Литмир - Электронная Библиотека

«Помоги, Боже! Не погуби, не отдай Новгород на растерзанье хищнику! Уйми ярость его! Не допусти, Господи, раскола, разоров, крамол новых в земле Русской!» – молил Мстислав, в мыслях обращаясь к Богу.

Отвесив великому князю глубокие поклоны, бояре и старосты купеческих сотен, держащиеся солидно, с достоинством (как-никак послы от Великого Новгорода, не иначе), рассаживались на лавки за высоким и длинным дубовым столом.

Мстислав, не решаясь ни сесть, ни подойти ближе к Святополку, в каком-то нервном оцепенении застыл посреди горницы, судорожно сжав в руках отцову грамоту. Гюрята тихонько подтолкнул его в спину, и этого было достаточно, чтобы Мстислав встрепенулся, шагнул к Святополку и, протянув ему грамоту, осведомился:

– Звал, княже великий?

– Звал, – хищно, как ястреб на свою жертву, уставившись в лицо молодому князю, прохрипел Святополк.

Мстислава пронизала дрожь, когда грозно взглянули на него чёрные Святополковы очи, но он усилием воли заставил себя успокоиться и, стараясь придать голосу твёрдость, продолжил:

– Уговаривался ты, княже, с родителем моим о Новгороде прошлым летом. Ныне готов я передать тебе стол новгородский. Взамен же дай мне Владимир-Волынский. Вы с отцом моим, князем Владимиром, о том толковали.

– Лепо, Мстиславе. – Святополк затряс своей длинной седеющей бородой и улыбнулся. – Поезжай во Владимир. Волынь – край богатый, урожаи там каждое лето славные: пшеница родится, гречиха, ячмень. Люду много, ролья[80] велика. Доходы казне твоей, мыслю, немалые будут.

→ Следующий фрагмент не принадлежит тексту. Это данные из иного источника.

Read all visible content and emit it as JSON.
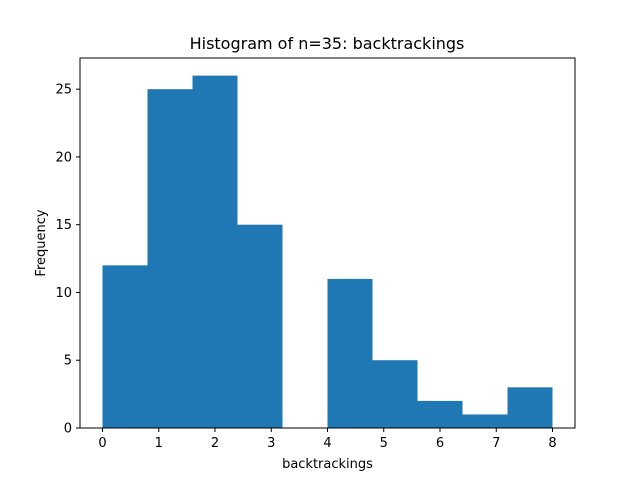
{
  "chart_data": {
    "type": "bar",
    "title": "Histogram of n=35: backtrackings",
    "xlabel": "backtrackings",
    "ylabel": "Frequency",
    "bin_edges": [
      0,
      0.8,
      1.6,
      2.4,
      3.2,
      4.0,
      4.8,
      5.6,
      6.4,
      7.2,
      8.0
    ],
    "values": [
      12,
      25,
      26,
      15,
      0,
      11,
      5,
      2,
      1,
      3
    ],
    "xlim": [
      -0.4,
      8.4
    ],
    "ylim": [
      0,
      27.3
    ],
    "xticks": [
      0,
      1,
      2,
      3,
      4,
      5,
      6,
      7,
      8
    ],
    "yticks": [
      0,
      5,
      10,
      15,
      20,
      25
    ],
    "bar_color": "#1f77b4",
    "grid": false,
    "legend": "none"
  }
}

«Кабы доходы велики были, не отдал бы Волынь ни за что, собака! – подумал с ненавистью Мстислав. – Забыл сказать, что над полями теми лишь вороньё кружит да вместо живых людей кости всюду белеют!»

Мстислав сел на скамью, и тогда поднялся боярин Гюрята Рогович.

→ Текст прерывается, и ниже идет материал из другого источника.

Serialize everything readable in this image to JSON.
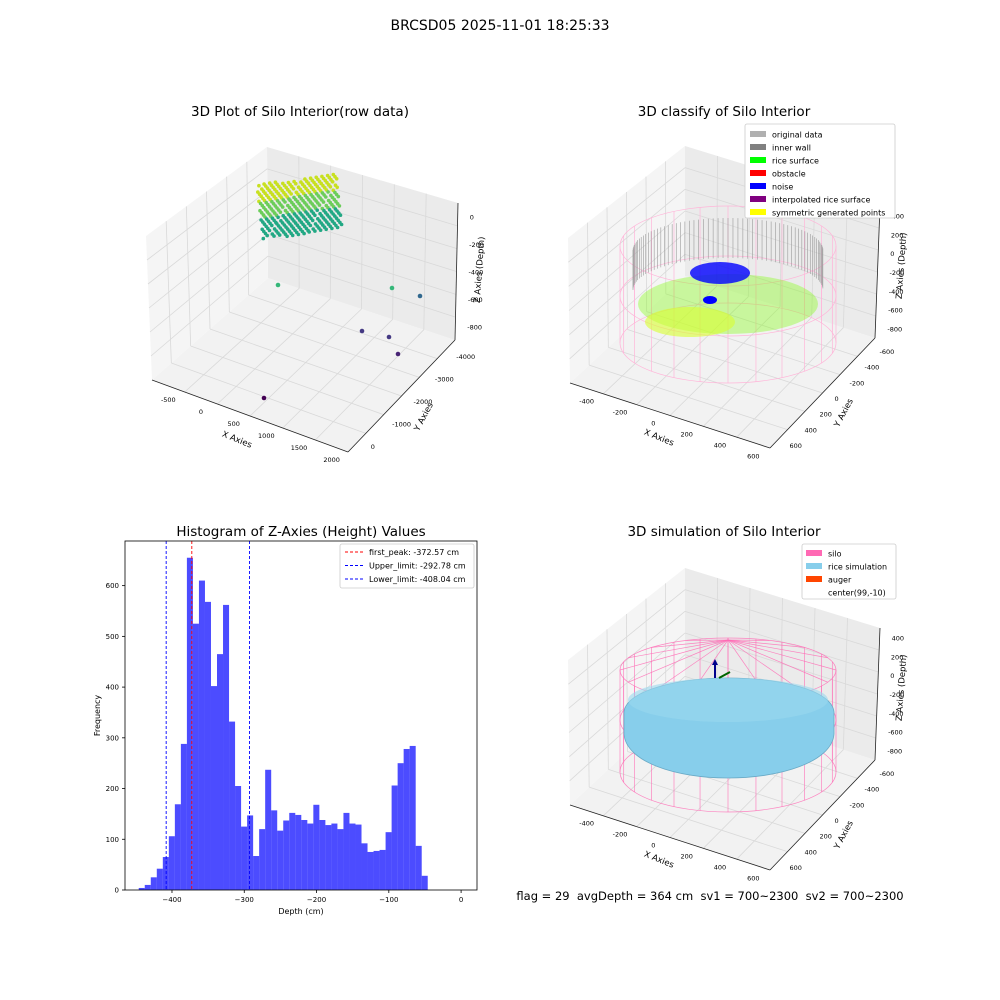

– Дозволь, князь Святополк, сказать тебе от всего новгородского люда, – молвил он. – Не хощем мы тебя, не хощем и сына твоего у себя иметь. Аще же две головы у твоего Ярославца, что ж, посылай его нам. Мы же сами себе князя вскормили. – Он указал в сторону опустившего голову смущённого Мстислава. – А ты ушёл из Новгорода. По своей воле, никто тебя не гнал.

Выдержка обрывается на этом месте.